(Written Saturday, Nov. 11, 2012)
I was in Salelologa this morning to meet up with one of my group. It would be our last chance to see each other in Samoa. On the way, I stopped to buy a birthday gift for my baby Julius. He turns one tomorrow.
While I was shopping, I heard my name. It was Kiri, one of the new group. Ten members of Group 84 have been in Savaii for the last couple of days, meeting their new families and visiting the schools where they’ll be living.
We were asked to leave them alone, allowing them to have the time to start getting to know their new families and villages. I tried. I didn’t go to the wharf to meet them when they arrived, which was disappointing for me.

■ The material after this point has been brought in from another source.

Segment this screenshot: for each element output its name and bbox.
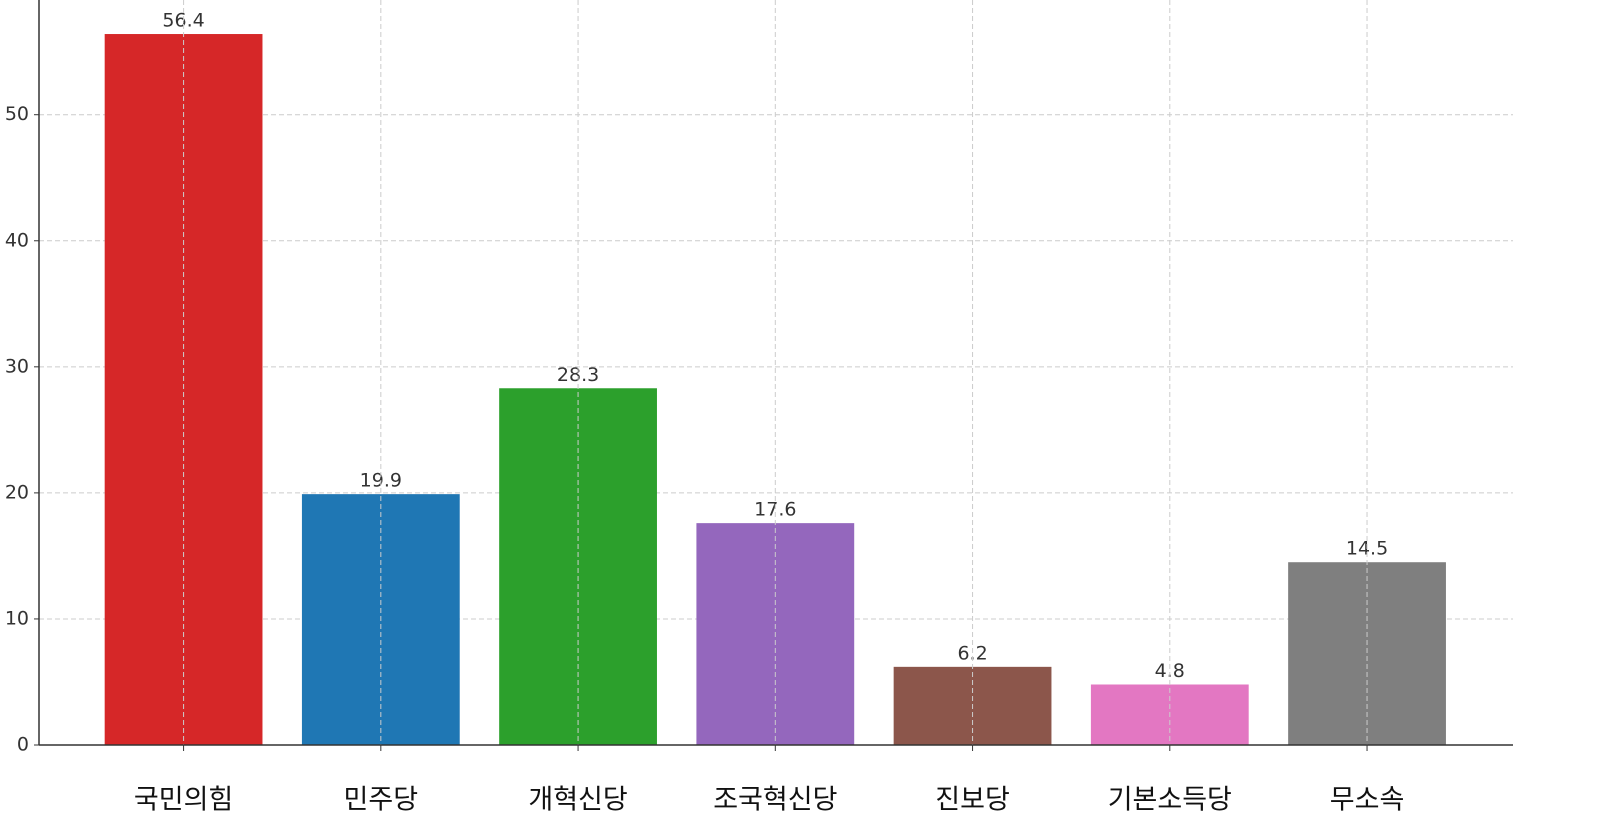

I was happy to see Kiri and invited her to join Pat and I at Burger Bill’s. She’d been up since 4:25 a.m. but the bus didn’t show and they missed the 8:00 a.m. boat. Plus, the 10:00 a.m. boat was cancelled, so she had time to kill. Welcome to Savaii!
I was surprised when one of the group showed up on my doorstep on Thursday night at 9:30 p.m. She, of course, was not alone. Her new host parents brought her over. Not to worry, friends and loved ones of Angelina, she was fine. They just wanted to stop by because they know me and figured it would be nice for the new Pisi Koa to chat with the old Pisi Koa.
They also wanted to show her my house and invite me to spend the afternoon and evening with them on Friday.
The plan was to take Lina to school on Friday, go shopping in Salelologa after school and pick me up about 3:00 p.m. Then, they’d drop Lina and me off at the beach at Lano so we could swim while they headed home to cook dinner. They’d pick us up again later and have dinner, then they’d drop me off at home in Faga, which is only about a 15 minute drive to Pu’apu’a.
The plan was fine except that when they were ready to pick me up I was still at the hospital. Because the infection has spread, I felt generally crappy and more like sleeping than hanging out at the beach, so I headed home instead.
I was on the internet when they arrived close to 9:00 p.m. to drop off dinner. It was really thoughtful of them to bring me food, although one benefit of the infection is that my appetite is pretty much gone.
It’s really hard for me to believe that by the time the new group moves to Savaii in December, I’ll have been home for almost a month. In some ways, I’m very jealous that they’re just starting their time here.